WASHINGTON, D.C. – Today, during the virtual Consumer Electronics Show (CES), U.S. Senator Jacky Rosen (D-NV) participated in a one-on-one conversation with Tiffany Moore of the Consumer Technology Association as part of a fireside chat organized by The Female Quotient. During the conversation, Senator Rosen discussed issues that women in the workforce and tech industry face, as well as how we can utilize technology and education to close societal gender gaps.

“Each year, it is a pleasure to see CES take place in Las Vegas, bringing tech leaders and companies from all over the country to our state,” said Senator Rosen. “I was glad to virtually attend this event at the Female Quotient’s Equality Lounge and speak on how we can continue to break down barriers for women in tech. As a former computer programmer, I know the critical role technology can have in improving our lives. As a Senator, some of my top priorities have been to create more opportunities for female advancement and leadership in the tech industry, expand access to STEM education, and better utilize technology in order to improve lives of Nevadans and Americans all across our country.”

BACKGROUND: CES is an annual trade show organized by the Consumer Technology Association and held at the Las Vegas Convention Center in Las Vegas, Nevada. The event typically hosts presentations of new products and technologies in the consumer electronics industry. This year, due to the COVID-19 pandemic, the event has gone virtual. The Female Quotient is also CES’ official equality partner.

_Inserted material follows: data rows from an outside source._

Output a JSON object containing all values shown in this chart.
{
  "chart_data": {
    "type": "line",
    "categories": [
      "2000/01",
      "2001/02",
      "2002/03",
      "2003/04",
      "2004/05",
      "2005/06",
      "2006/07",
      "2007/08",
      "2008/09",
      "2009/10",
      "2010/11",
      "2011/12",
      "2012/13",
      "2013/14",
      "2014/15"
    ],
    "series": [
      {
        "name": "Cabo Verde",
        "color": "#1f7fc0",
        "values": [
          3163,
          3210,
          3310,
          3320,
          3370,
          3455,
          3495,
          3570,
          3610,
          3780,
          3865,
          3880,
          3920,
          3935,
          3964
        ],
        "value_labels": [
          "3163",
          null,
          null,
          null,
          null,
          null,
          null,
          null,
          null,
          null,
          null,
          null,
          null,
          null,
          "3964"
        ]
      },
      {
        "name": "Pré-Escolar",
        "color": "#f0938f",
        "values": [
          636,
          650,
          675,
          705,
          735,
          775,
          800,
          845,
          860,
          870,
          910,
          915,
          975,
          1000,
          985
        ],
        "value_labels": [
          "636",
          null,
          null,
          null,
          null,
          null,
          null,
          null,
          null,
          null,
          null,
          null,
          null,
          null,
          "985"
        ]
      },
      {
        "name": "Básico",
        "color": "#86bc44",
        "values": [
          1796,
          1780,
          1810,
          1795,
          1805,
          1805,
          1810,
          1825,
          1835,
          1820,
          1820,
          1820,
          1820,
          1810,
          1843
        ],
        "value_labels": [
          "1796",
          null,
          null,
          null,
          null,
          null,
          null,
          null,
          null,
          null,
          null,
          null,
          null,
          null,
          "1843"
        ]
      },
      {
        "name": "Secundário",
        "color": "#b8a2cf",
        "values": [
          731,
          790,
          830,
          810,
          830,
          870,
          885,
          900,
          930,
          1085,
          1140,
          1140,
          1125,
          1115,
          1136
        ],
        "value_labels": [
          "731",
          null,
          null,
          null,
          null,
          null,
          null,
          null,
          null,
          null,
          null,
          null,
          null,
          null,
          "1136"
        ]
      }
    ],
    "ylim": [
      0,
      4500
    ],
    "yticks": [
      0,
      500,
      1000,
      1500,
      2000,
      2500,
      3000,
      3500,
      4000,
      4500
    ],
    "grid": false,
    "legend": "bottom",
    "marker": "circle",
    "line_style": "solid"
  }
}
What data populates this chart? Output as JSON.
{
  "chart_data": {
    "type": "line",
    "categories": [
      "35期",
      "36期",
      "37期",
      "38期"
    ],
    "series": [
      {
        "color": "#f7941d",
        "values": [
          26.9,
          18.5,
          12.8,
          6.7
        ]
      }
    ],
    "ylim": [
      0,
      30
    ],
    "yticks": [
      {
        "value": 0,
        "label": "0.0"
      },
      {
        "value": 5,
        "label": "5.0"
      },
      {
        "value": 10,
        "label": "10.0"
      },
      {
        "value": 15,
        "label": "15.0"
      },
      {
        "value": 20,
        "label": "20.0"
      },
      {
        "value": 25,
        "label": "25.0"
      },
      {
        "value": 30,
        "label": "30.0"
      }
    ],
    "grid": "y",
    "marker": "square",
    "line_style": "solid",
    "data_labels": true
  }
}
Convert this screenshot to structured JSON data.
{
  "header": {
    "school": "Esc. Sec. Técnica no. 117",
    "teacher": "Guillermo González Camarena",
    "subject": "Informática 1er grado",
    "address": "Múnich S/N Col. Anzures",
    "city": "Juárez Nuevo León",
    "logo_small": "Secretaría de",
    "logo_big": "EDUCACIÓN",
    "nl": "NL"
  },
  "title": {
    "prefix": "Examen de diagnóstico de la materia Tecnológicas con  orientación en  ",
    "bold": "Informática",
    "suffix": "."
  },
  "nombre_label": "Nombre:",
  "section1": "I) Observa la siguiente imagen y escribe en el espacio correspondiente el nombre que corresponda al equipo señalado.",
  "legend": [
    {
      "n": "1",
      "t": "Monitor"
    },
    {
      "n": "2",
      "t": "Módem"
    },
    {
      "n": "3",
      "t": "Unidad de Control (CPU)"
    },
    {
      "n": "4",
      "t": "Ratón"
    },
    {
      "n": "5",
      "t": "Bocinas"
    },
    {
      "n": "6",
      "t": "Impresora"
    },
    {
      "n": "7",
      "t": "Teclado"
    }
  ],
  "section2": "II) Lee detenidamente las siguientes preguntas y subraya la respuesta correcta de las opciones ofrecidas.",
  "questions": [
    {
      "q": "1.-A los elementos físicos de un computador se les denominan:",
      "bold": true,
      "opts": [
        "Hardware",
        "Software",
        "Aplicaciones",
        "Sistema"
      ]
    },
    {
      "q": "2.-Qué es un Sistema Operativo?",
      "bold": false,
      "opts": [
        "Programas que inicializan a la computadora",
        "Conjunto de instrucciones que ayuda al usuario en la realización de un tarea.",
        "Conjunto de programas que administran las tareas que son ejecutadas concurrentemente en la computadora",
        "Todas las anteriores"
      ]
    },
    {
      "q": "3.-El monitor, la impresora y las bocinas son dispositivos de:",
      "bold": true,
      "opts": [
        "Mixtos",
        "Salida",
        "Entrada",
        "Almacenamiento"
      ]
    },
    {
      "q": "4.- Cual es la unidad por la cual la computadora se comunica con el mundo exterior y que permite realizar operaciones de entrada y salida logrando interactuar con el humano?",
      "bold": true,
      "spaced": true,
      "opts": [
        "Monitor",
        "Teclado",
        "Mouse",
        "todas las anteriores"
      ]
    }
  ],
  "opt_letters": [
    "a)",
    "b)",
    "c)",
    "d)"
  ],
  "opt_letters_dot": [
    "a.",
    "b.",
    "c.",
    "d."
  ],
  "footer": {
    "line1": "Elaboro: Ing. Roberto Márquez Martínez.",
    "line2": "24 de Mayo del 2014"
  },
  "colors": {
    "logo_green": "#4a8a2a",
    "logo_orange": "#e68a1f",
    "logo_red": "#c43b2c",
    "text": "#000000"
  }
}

In September, Senator Rosen introduced the STEM Restoring Employment Skills through Targeted Assistance, Re-entry, and Training (RESTART) Act. This bipartisan legislation would provide funding to small and medium-sized STEM businesses to offer robust, paid, mid-career internships, known as “returnships” for mid-career workers seeking to return or transition into the STEM workforce.

Last year, Senator Rosen introduced the bipartisan Data Mapping to Save Moms’ Lives Act, legislation that would direct the FCC to map out areas with a need for both increased maternal care and access to the internet. In December, this legislation passed the Senate.

In 2019, Senator Rosen introduced the bipartisan Building Blocks of STEM Act, legislation to help break down gender barriers in STEM education for current and future generations. This bill – which was signed into law a little over a year ago and is funded by the omnibus Congress passed last month –  will create and expand upon STEM education initiatives at the National Science Foundation for young children in pre-K through grade 12 and help train teachers on how to encourage young girls to pursue computer science. In December 2019, the Building Blocks of STEM Act was signed into law.